Nodding, Vlad turned to float back out through the module. "No use watching the pot boil, as you Americans say."
Pete unlatched his seat traps and floated after the commander. "Exactly my thoughts. They'll let us know what's happening...eventually. Might as well relax, enjoy some of that newly brought Italian coffee. And who knows, whatever's going on is probably just a failed systems check, a glitch in the system."
Vlad floated along to the galley unable to dismiss the small burning knot in his belly. Something was going on...something bad. He prided himself for having a sense for the worst. Ever since his Mikoyan MiG-29 days with the Russian Air Force during the South Ossetia War. He smelled then as he smelled now...trouble was brewing.
After his coffee, Vlad would want a full systems check, especially how their food rations and water was looking. If things down on Earth were as bad as what his stomach was telling him, their stay onboard the International Space Station could last longer than anticipated.
Taj
Part 3
1
Webster,
Texas.
Taj pushed through the crowd of fleeing sick and wounded and terrified. At the check-in counter, the little girl in the red dress continued feeding on her dead bulbous father. Munching, devouring chunks of flesh, her mouth drooling with that yellowish-red pus now glistening with an abundance of crimson from bits of fat and tissue. Behind him he could hear Jonny and Karen calling after him. More people rushed past him. Side stepping,
he pushed an elderly black man out of his way. The old man, bald except for patches of thin white on the sides of his head, teetered and fell backwards on the floor, losing his cane in the process.
Refusing to stop again, Taj pushed away the sounds of anguish from the old man, ignoring his frail pleas asking for help.
His vision was a tunnel, nothing mattered around him.
Not the old man he shoved.
Not Jonny or his nice girlfriend Karen.
Not even that little girl--eating her father.
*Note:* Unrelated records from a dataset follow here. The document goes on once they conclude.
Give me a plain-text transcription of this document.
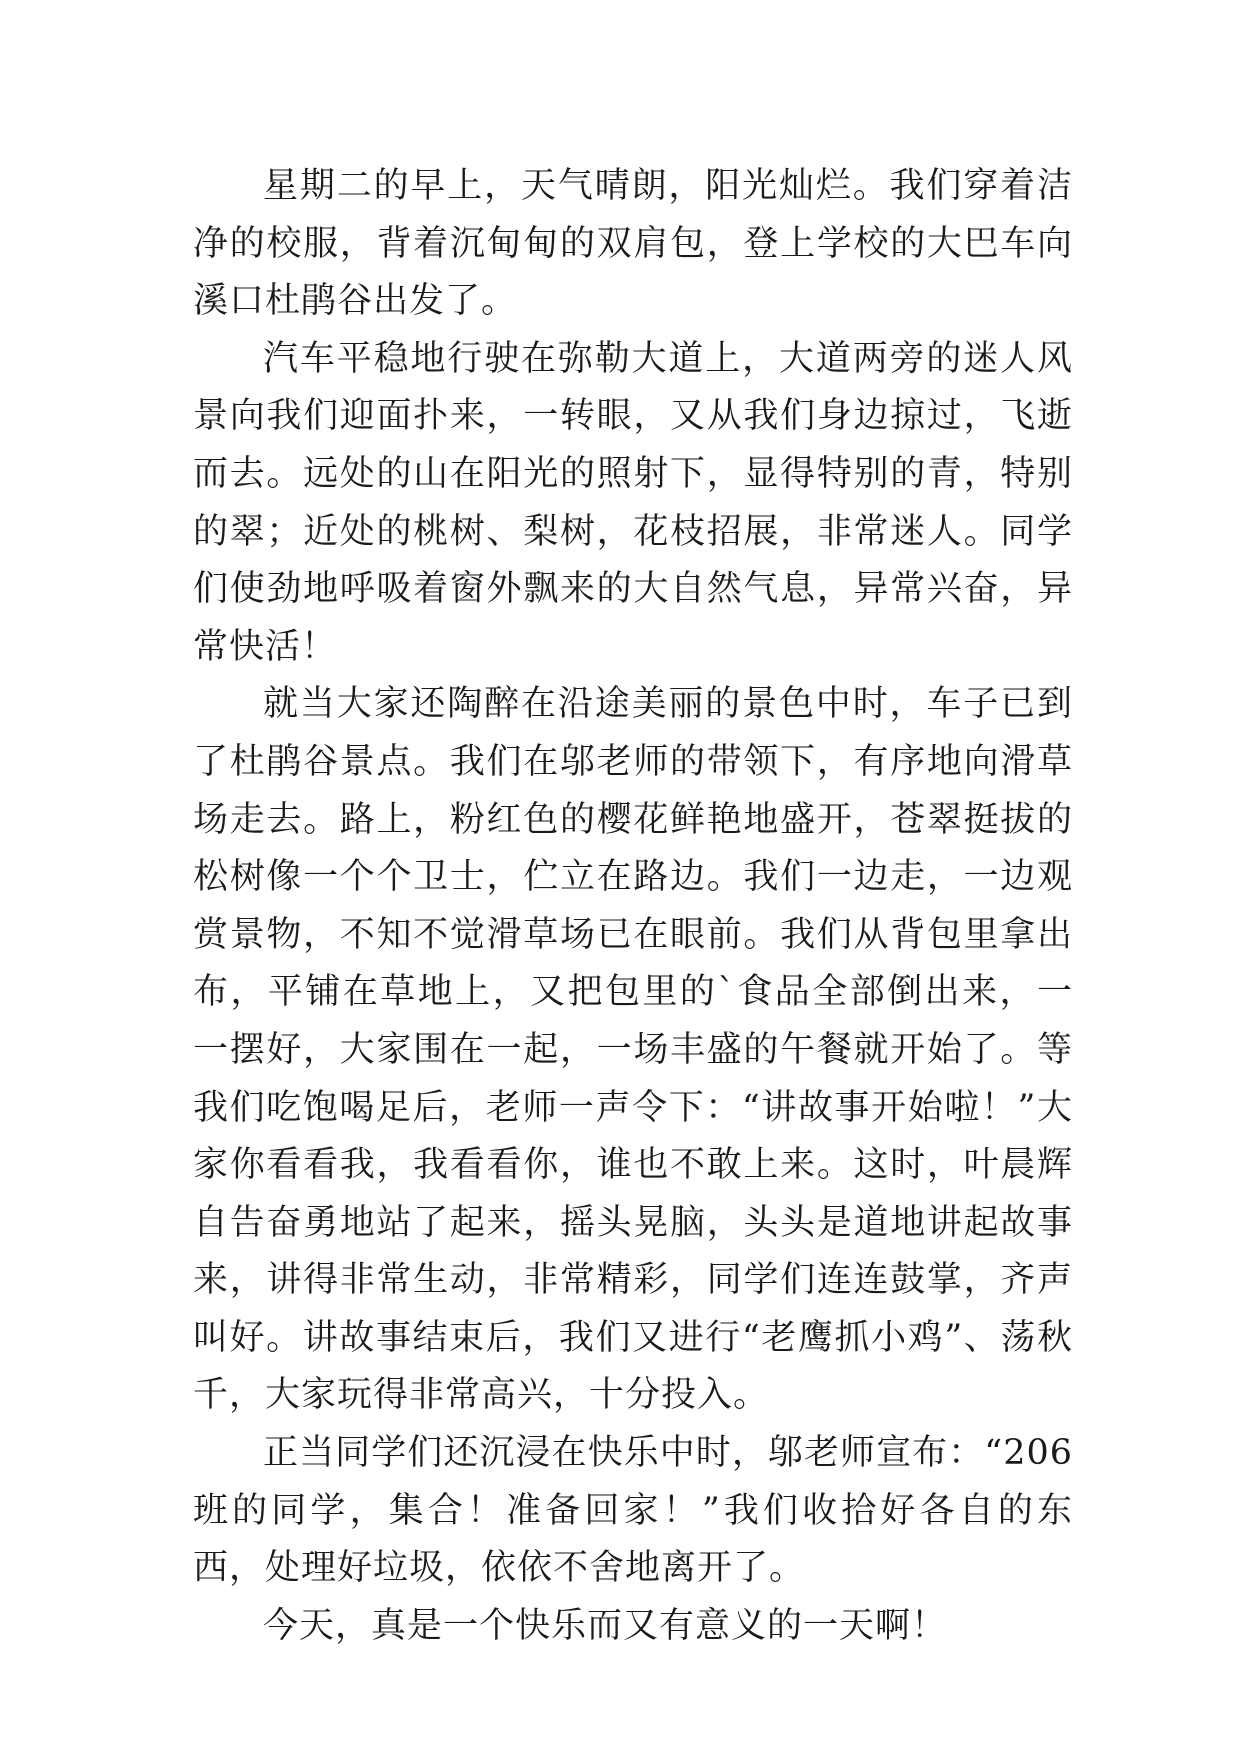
星期二的早上，天气晴朗，阳光灿烂。我们穿着洁净的校服，背着沉甸甸的双肩包，登上学校的大巴车向溪口杜鹃谷出发了。

汽车平稳地行驶在弥勒大道上，大道两旁的迷人风景向我们迎面扑来，一转眼，又从我们身边掠过，飞逝而去。远处的山在阳光的照射下，显得特别的青，特别的翠；近处的桃树、梨树，花枝招展，非常迷人。同学们使劲地呼吸着窗外飘来的大自然气息，异常兴奋，异常快活！

就当大家还陶醉在沿途美丽的景色中时，车子已到了杜鹃谷景点。我们在邬老师的带领下，有序地向滑草场走去。路上，粉红色的樱花鲜艳地盛开，苍翠挺拔的松树像一个个卫士，伫立在路边。我们一边走，一边观赏景物，不知不觉滑草场已在眼前。我们从背包里拿出布，平铺在草地上，又把包里的`食品全部倒出来，一一摆好，大家围在一起，一场丰盛的午餐就开始了。等我们吃饱喝足后，老师一声令下：“讲故事开始啦！”大家你看看我，我看看你，谁也不敢上来。这时，叶晨辉自告奋勇地站了起来，摇头晃脑，头头是道地讲起故事来，讲得非常生动，非常精彩，同学们连连鼓掌，齐声叫好。讲故事结束后，我们又进行“老鹰抓小鸡”、荡秋千，大家玩得非常高兴，十分投入。

正当同学们还沉浸在快乐中时，邬老师宣布：“206班的同学，集合！准备回家！”我们收拾好各自的东西，处理好垃圾，依依不舍地离开了。

今天，真是一个快乐而又有意义的一天啊！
Why is she doing--no, it doesn't matter.
Whatever it is that's going on, like with that junkie at the gas station...
None of it matters.
I need to find my father.
"Taj, we need to stick together!" Karen yelled somewhere behind him.
Using his shoulder, he pushed through a group of onlookers gawking at the bloodied girl, and started down the hallway following the signs for the restrooms. Turning slightly, Taj glanced over to where Jonny and Karen stood in the waiting room. Karen was kneeling by her sister now, still laid out in the seat he had offered them, his seat. And now look at him. Searching for the only person that ought to matter to him, not strangers. Jonny was making his way to the little girl, perhaps to stop her from doing--what she was doing.
God, nothing made sense.
This damn long night, one impossible moment after another.
The junkie.
His father attacked.
Those cops unloading on that woman.
But none of those bullets phased her. She kept on, until the head shot.
And here...in this waste pool of coughing, moaning, pus reeking desperate people looking for help but finding none. Still they wait, some of them. Nowhere to go, maybe. Unsure of what to do when the system malfunctions. No voices of authority to tell them what to do. If this continued, Taj had little doubt the dead would flourish exponentially. The weak will die and the strong will survive. Like a William Golding nightmare come true.